Reference should be in Harvard style.
http://webcache.googleusercontent.com/search?q=cache:-ucvKmrJ5C8J:https://ojs.deakin.edu.au/index.php/dlr/article/download/239/245+&cd=10&hl=en&ct=clnk&gl=au
http://www.aic.gov.au/media_library/conferences/2005-cp/young.pdf
http://www.longdog.com.au/be-daring-not-risky/corporate-governance-and/collapse-corporate-governan.pdf
https://law.unimelb.edu.au/files/dmfile/Report_on_Governance_at_5_Failed_Companies_0310281.pdf
https://en.wikipedia.org/wiki/HIH_Insurance
http://www.aph.gov.au/About_Parliament/Parliamentary_Departments/Parliamentary_Library/Publications_Archive/archive/hihinsurance
http://www.seiofbluemountain.com/upload/product/201010/2010jjfzh05a8.pdf
In your report, take into consideration factors such as:
1. Corporate governance requirement including: common law, delegated authorities, legislation such as corporate law, tax law, reporting periods and taxation payment timing.
2. Authoritative and recognized sources which may have impacted on HIH such as:
Assets register, AASB, AUSAB, ASIC, ATO, APRA, financial information system, Law and regulation, personal information systems, professional association, pronouncement.
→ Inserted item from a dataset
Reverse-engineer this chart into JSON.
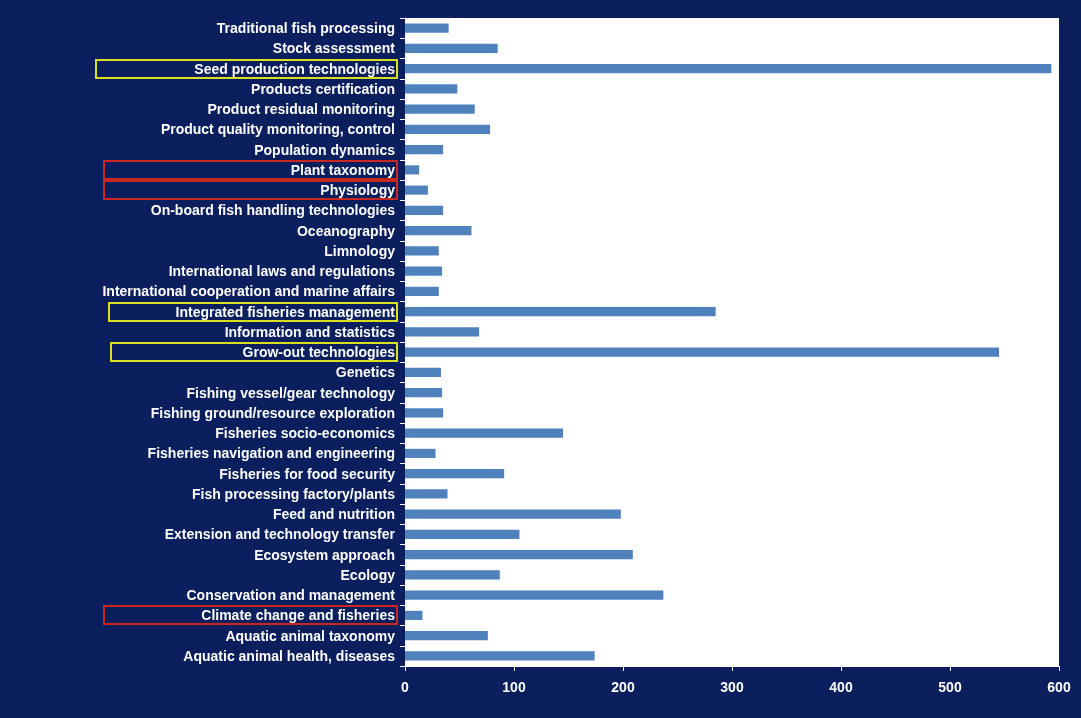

3. Internal control procedure such as:
Accuracy in valuation, adequate disclosure in financial reporting, decision making authorities, electronic commerce security, identification, measurement and recording of income, assets, expenditure, liabilities, equity, risk management strategies, safeguard and insurance of assets.
4. Financial delegation and accountabilities such as corporate governance requirement, employment delegations, expenditure and investment approvals, loan and lending approval, sign-off authorities.
5. In your recommendation and suggestion you should detail and document internal control procedure that you would following including:
Corporate governance requirements, performance indicators to evaluate compliance with internal control procedure.